While Original D&D didn't go into this kind of detail (and thus the question's answer is mu for that edition) it did give us this:

GNOLLS: A cross between Gnomes and Trolls (. . . perhaps, Lord Dunsany did not really make it all that clear) with +2 morale. Otherwise they are similar to Hobgoblins, although the Gnoll king and his bodyguard of from 1-4 will fight as Trolls but lack regenerative power. (Monsters and Treasures, p. 8)

Which leaves us guessing if they even reproduce at all or have to wait for a Troll and a Gnome to feel amorous towards each other.

The AD&D 1e MM treated them the same way as most giant class creatures (which was most of the humanoids plus ogres, ettins, trolls, and giants2).

In the second paragraph of the MM entry on gnolls, we find:

The lair will also contain females and young equal to 50% and 200% respectively of the number of males present (MM, p. 46)

See this similar entry for goblins

... females and young equal to 60% and 100% respectively of the number of male goblins encountered (MM, p. 47)

And this entry for orcs

... females equal 50% of the number of males, young equal to 100% of the number of males (MM, p. 76)

Entries for bugbears, hobgoblins and ogres are similar. In that respect, they were what D&D 5e would class as a humanoid like a hobgoblin or an orc, with their lair being populated by mates and young in varying proportions to the male population.

From the above we can infer, with confidence, that they reproduced like other humanoid creatures for that edition.

Yeenoghu was a demon, stats as a monster

It is worth noting that the first exposition on the gnoll deity Yeenoghu he was a "demon lord" in the MM; as a deity, he arrives in a book published three years after the MM, Deities and Demigods but they didn't go into much detail in that entry, telling the DM "see the MM".

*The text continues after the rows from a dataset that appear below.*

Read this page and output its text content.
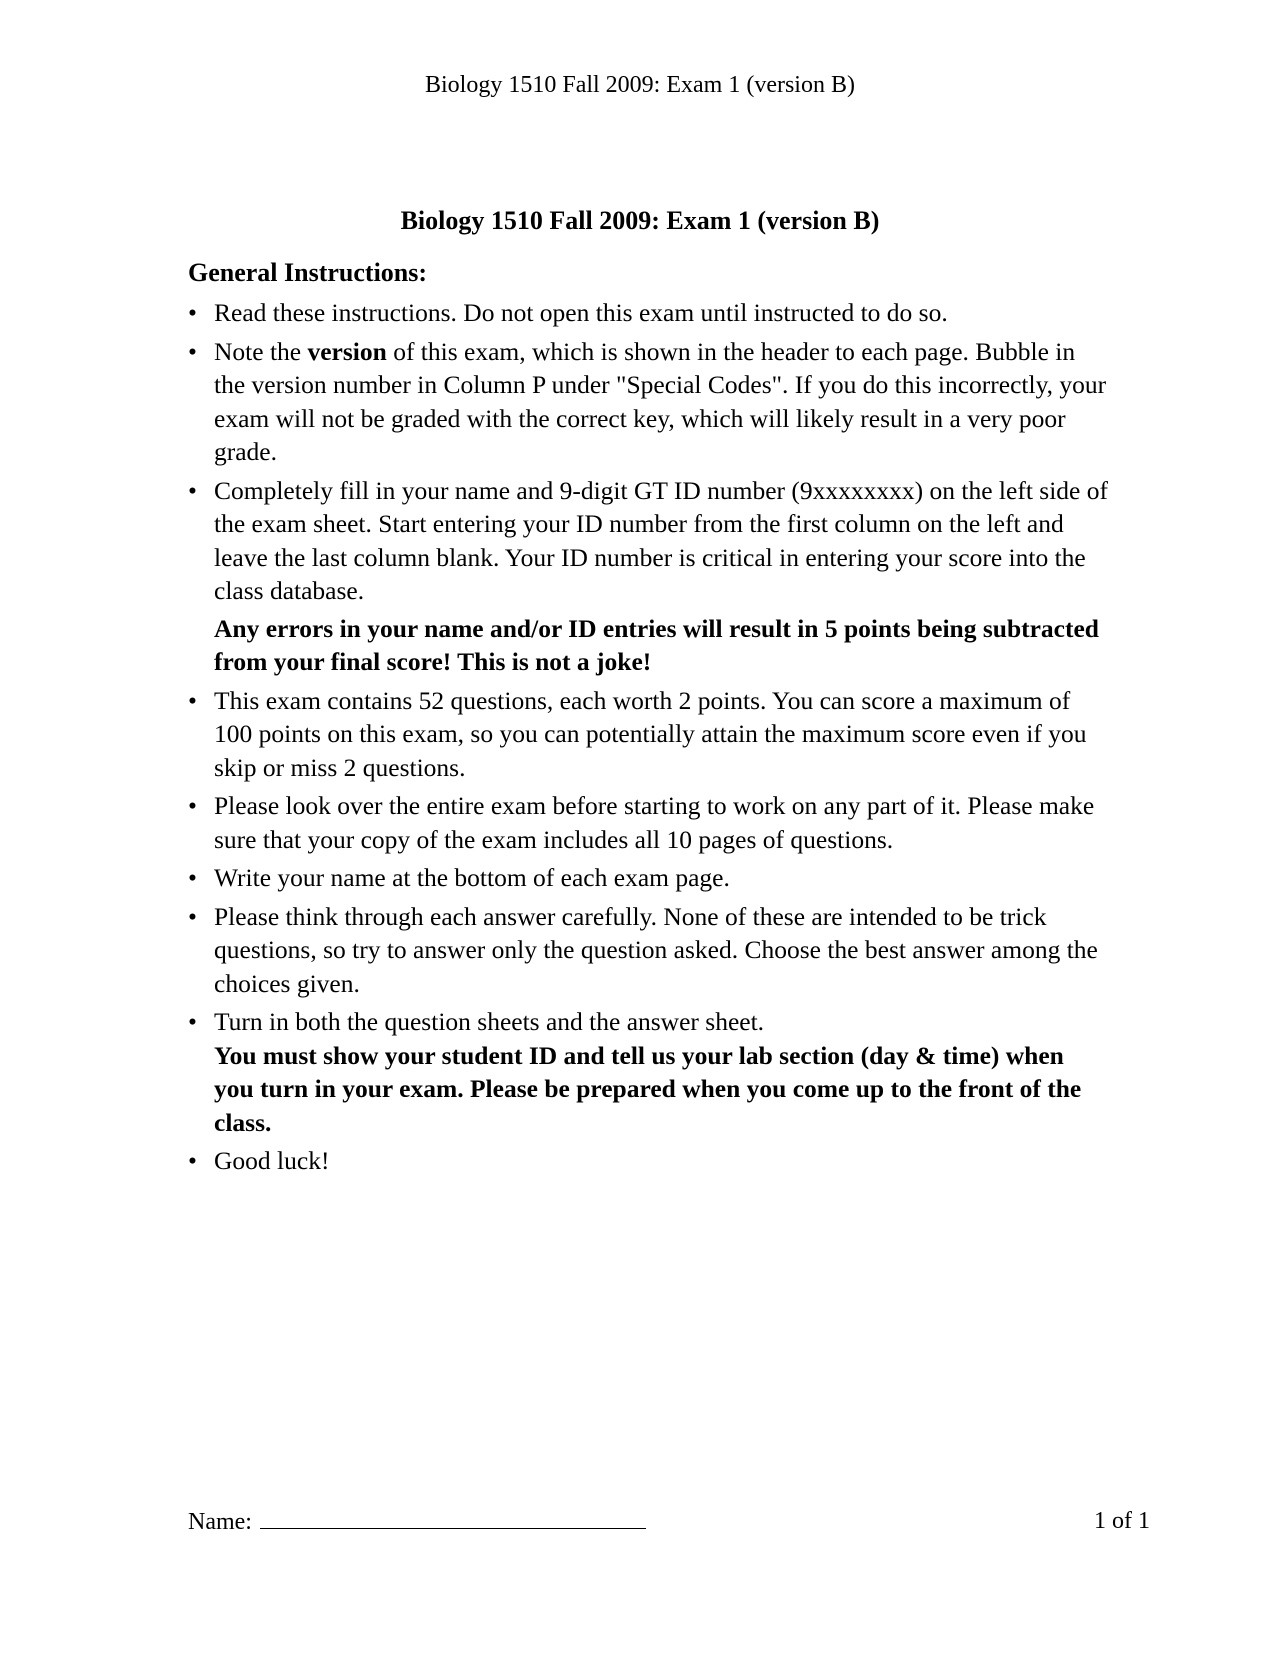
Biology 1510 Fall 2009: Exam 1 (version B)
Biology 1510 Fall 2009: Exam 1 (version B)
General Instructions:
• Read these instructions. Do not open this exam until instructed to do so.
• Note the version of this exam, which is shown in the header to each page. Bubble in the version number in Column P under "Special Codes". If you do this incorrectly, your exam will not be graded with the correct key, which will likely result in a very poor grade.
• Completely fill in your name and 9-digit GT ID number (9xxxxxxxx) on the left side of the exam sheet. Start entering your ID number from the first column on the left and leave the last column blank. Your ID number is critical in entering your score into the class database.
Any errors in your name and/or ID entries will result in 5 points being subtracted from your final score! This is not a joke!
• This exam contains 52 questions, each worth 2 points. You can score a maximum of 100 points on this exam, so you can potentially attain the maximum score even if you skip or miss 2 questions.
• Please look over the entire exam before starting to work on any part of it. Please make sure that your copy of the exam includes all 10 pages of questions.
• Write your name at the bottom of each exam page.
• Please think through each answer carefully. None of these are intended to be trick questions, so try to answer only the question asked. Choose the best answer among the choices given.
• Turn in both the question sheets and the answer sheet.
You must show your student ID and tell us your lab section (day & time) when you turn in your exam. Please be prepared when you come up to the front of the class.
• Good luck!
Name:	1 of 1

The relevant treatment in AD&D 2e's MM:

A gnoll lair will contain between 20 and 200 adult males {snip chief bit}... in a lair , there will be females equal to half the number of males. Females are equal to males {snip}. There will also be twice as many young as there are adults in the lair but they do not fight. {perhaps females give birth to litters? = my thought}. Gnolls always have at least 1 slave for every 10 adults in the lair and may have many more.{snip} They dislike goblins, kobolds, giants, humans, demi-humans{elves, dwarves, etc} and any type of manual labor.

Looks like standard breeding in this case as well.

From the 3.5 SRD, they are described as something different from the other humanoids:

A gnoll is a nocturnal carnivore, preferring intelligent creatures for food because they scream more.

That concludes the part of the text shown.